Di grande non abbiamo che il cuore, e noi promettiamo di pregare tanto per lei e per tutti i soldati italiani perché possano ritornare vincitori alle loro case, dopo aver resa grande l’Italia».
Scrivono queste parole le alunne della terza elementare, sezione D, nell’anno scolastico 1915-‐
1916. Su iniziativa della loro maestra, Carlotta Della Torre, acquistarono la lana e confezionarono degli indumenti da destinare ai soldati al fronte. Ho recuperato questa testimonianza all’interno del volume di prossima pubblicazione che Carmen Taborelli Rovati ha dedicato a La solidarietà dei Trevigliesi durante la prima guerra mondiale.
In questa testimonianza si parla di un legame con il fronte, di una relazione con la vita quotidiana, della consapevolezza dei piccoli gesti e della volontà di credere in un ideale, la Patria, che può portare alla richiesta dell’estremo sacrificio.
L’ho trovata una testimonianza attuale, capace di suscitare in ciascuno di noi un ricordo non formale ma “caldo” –oserei dire-‐ di che cosa può significare la guerra nei suoi riflessi quotidiani; è anche, credo, una testimonianza immediata di un senso forte della comunità, costruito sulla consapevolezza della appartenenza a un ambiente comune all’interno della quale i grandi gesti (la campagna militare) e i piccoli gesti (i sacrifici e le rinunce di queste 51 alunne iscritte alla terza elementare) si fondono nella volontà di essere, insieme, artefici di un grande destino di gloria.

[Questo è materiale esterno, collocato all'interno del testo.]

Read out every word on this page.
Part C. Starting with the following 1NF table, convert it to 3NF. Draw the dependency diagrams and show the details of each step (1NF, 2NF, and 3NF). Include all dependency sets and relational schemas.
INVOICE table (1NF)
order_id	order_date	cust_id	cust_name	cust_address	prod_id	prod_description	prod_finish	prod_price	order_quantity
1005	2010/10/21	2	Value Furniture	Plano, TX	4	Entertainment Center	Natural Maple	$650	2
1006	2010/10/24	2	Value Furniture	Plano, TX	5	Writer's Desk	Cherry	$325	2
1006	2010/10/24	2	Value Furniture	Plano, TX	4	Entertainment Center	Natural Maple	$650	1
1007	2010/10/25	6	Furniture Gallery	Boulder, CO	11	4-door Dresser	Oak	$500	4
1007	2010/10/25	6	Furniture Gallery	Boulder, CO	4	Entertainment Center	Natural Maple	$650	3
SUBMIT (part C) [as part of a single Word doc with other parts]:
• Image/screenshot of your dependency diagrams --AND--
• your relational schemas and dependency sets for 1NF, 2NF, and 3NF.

Il volume della signora Carmen Taborelli Rovati ci aiuta ad entrare in quella Treviglio che, tra il 1915 ed il 1918, visse il dramma della guerra provando a reagire con opere di misericordia, sostegno e solidarietà che seppero mettere in luce una comunità viva e vitale pur nelle nebbie della guerra; ci racconta le storie di uomini, come noi, alle prese con una grande situazione di crisi che comportò il cambio radicale e violento del vivere quotidiano per molte famiglie, alle prese con l’incontro-‐scontro con la guerra.

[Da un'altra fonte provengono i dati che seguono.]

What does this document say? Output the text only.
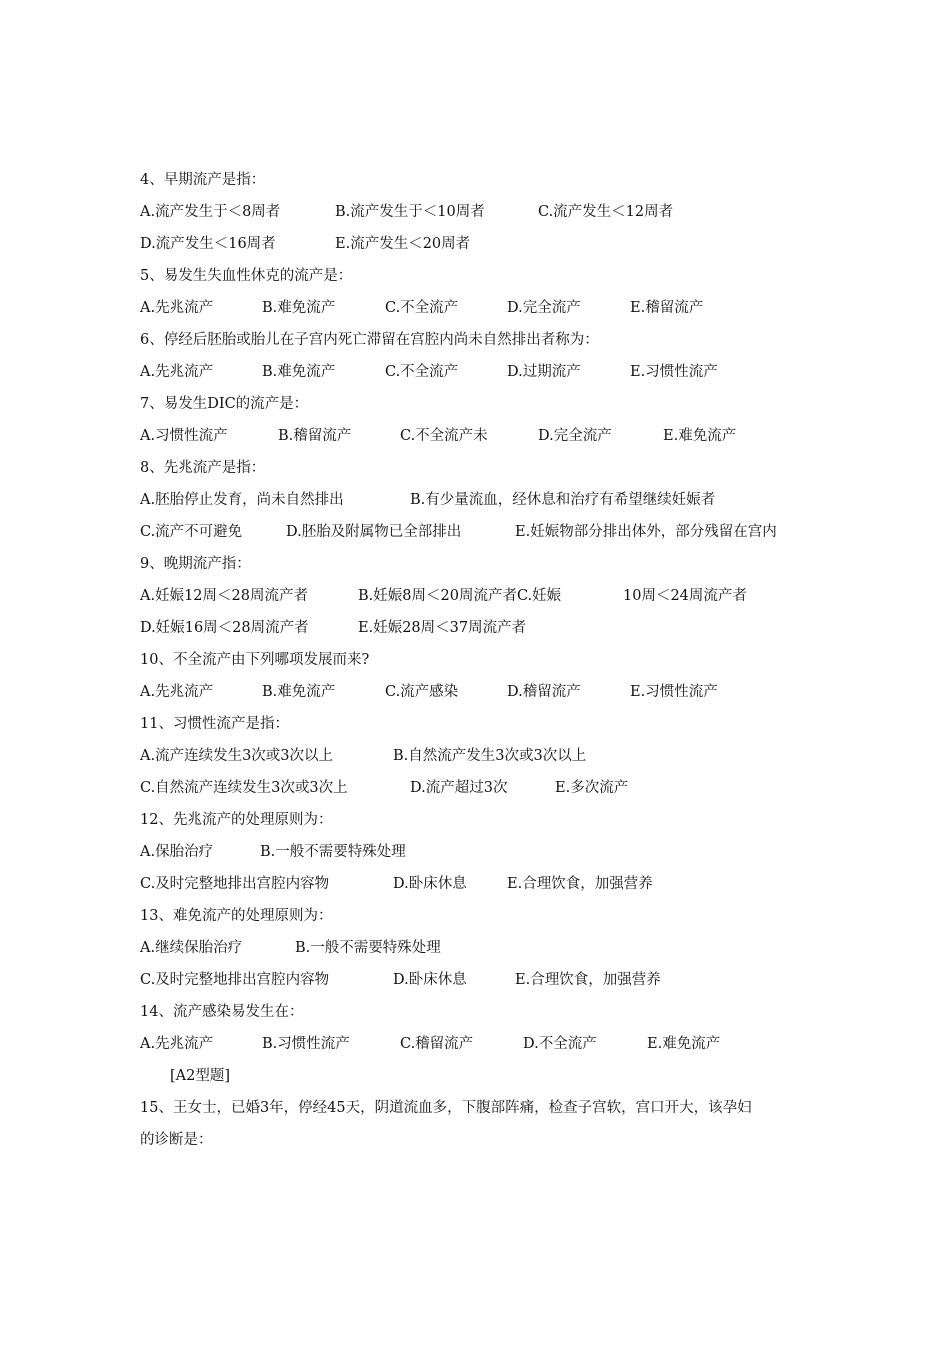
4、早期流产是指：
A.流产发生于＜8周者	B.流产发生于＜10周者	C.流产发生＜12周者
D.流产发生＜16周者	E.流产发生＜20周者
5、易发生失血性休克的流产是：
A.先兆流产	B.难免流产	C.不全流产	D.完全流产	E.稽留流产
6、停经后胚胎或胎儿在子宫内死亡滞留在宫腔内尚未自然排出者称为：
A.先兆流产	B.难免流产	C.不全流产	D.过期流产	E.习惯性流产
7、易发生DIC的流产是：
A.习惯性流产	B.稽留流产	C.不全流产未	D.完全流产	E.难免流产
8、先兆流产是指：
A.胚胎停止发育，尚未自然排出	B.有少量流血，经休息和治疗有希望继续妊娠者
C.流产不可避免	D.胚胎及附属物已全部排出	E.妊娠物部分排出体外，部分残留在宫内
9、晚期流产指：
A.妊娠12周＜28周流产者	B.妊娠8周＜20周流产者C.妊娠	10周＜24周流产者
D.妊娠16周＜28周流产者	E.妊娠28周＜37周流产者
10、不全流产由下列哪项发展而来?
A.先兆流产	B.难免流产	C.流产感染	D.稽留流产	E.习惯性流产
11、习惯性流产是指：
A.流产连续发生3次或3次以上	B.自然流产发生3次或3次以上
C.自然流产连续发生3次或3次上	D.流产超过3次	E.多次流产
12、先兆流产的处理原则为：
A.保胎治疗	B.一般不需要特殊处理
C.及时完整地排出宫腔内容物	D.卧床休息	E.合理饮食，加强营养
13、难免流产的处理原则为：
A.继续保胎治疗	B.一般不需要特殊处理
C.及时完整地排出宫腔内容物	D.卧床休息	E.合理饮食，加强营养
14、流产感染易发生在：
A.先兆流产	B.习惯性流产	C.稽留流产	D.不全流产	E.难免流产
[A2型题]
15、王女士，已婚3年，停经45天，阴道流血多，下腹部阵痛，检查子宫软，宫口开大，该孕妇
的诊断是：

Il nostro ricordo, oggi, deve essere pertanto un incontro non solo con testimonianze storiche, lontane nel tempo se non nello spazio, di eventi che ci sembrano ininfluenti. Siamo, invece, figli delle scelte che allora si posero in atto, della solidarietà ricercata tra trevigliesi e attuata con il concorso unanime ed immediato dell’intera popolazione non impegnata al fronte. Siamo, in un
certo qual modo, figli di quel “piccolo dono” che le alunne di una maestra di scuola elementare seppero produrre, sacrificandosi per un bene più grande di quello proprio ed immediato.
Ci aiuti la giornata odierna a riscoprire, proprio grazie a questa testimonianza, al valore che s’è consolidato nel tempo, ai segni ed ai monumenti con cui chi ci ha preceduto ha voluto eternare quelle vicende, ci aiuti –dicevo– a riscoprire le ragioni della pace e della non-‐violenza, il calore della famiglia e degli affetti, la disponibilità al sacrificio per la Patria, la volontà di essere una comunità unita e coesa, capace di aiutare chi è in situazione di difficoltà, attenta ai bisogni dei meno fortunati e capace, sempre, di fare il bene.

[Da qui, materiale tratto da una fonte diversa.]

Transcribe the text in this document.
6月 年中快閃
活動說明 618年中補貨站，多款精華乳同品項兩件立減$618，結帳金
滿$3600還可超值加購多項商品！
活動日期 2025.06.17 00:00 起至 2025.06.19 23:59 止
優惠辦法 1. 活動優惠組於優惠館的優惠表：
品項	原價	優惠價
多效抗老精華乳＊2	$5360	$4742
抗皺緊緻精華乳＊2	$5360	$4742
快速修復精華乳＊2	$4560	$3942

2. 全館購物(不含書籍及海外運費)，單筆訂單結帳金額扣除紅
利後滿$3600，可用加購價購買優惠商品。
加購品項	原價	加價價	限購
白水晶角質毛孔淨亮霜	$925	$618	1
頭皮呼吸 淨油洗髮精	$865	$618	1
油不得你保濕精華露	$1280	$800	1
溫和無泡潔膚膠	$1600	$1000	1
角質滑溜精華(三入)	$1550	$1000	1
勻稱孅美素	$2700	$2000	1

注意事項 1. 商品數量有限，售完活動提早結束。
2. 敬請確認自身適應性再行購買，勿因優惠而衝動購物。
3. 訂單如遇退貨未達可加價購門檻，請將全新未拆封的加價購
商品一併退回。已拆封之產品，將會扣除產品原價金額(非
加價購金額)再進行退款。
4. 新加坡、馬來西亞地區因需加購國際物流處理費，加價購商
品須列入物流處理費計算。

Riprendiamo la citazione iniziale e pensiamo, cambiando prospettiva, alla gratitudine di quei trevigliesi che, impegnati al fronte, ebbero la fortuna di ricevere quei piccoli lavoretti in lana;
erano segni di affetto, vicinanza, sostegno e, soprattutto, erano accompagnati da quelle commoventi parole.
Tocca a noi oggi tenere vivo un gesto di affetto, vicinanza e gratitudine per quegli stessi militari che morirono nell’adempimento dei loro compiti. Il loro sacrificio, che oggi ricordiamo commossi, sia vivo in ciascuno di noi quale segno concreto della disponibilità a spendersi per gli altri.
Nel 150° anniversario dell’unità d’Italia, frutto di sacrifici e di sangue, in un contesto economico di crisi che torna a chiederci il coraggio delle grandi scelte e del superamento della mera
contingenza, ai caduti di allora, ai caduti di sempre, Treviglio con gratitudine e riconoscenza, ispirandosi a loro come esempi concreti di costruzione del bene per tutti, ha riconosciuto, riconosce e continui a riconoscere onore e gloria.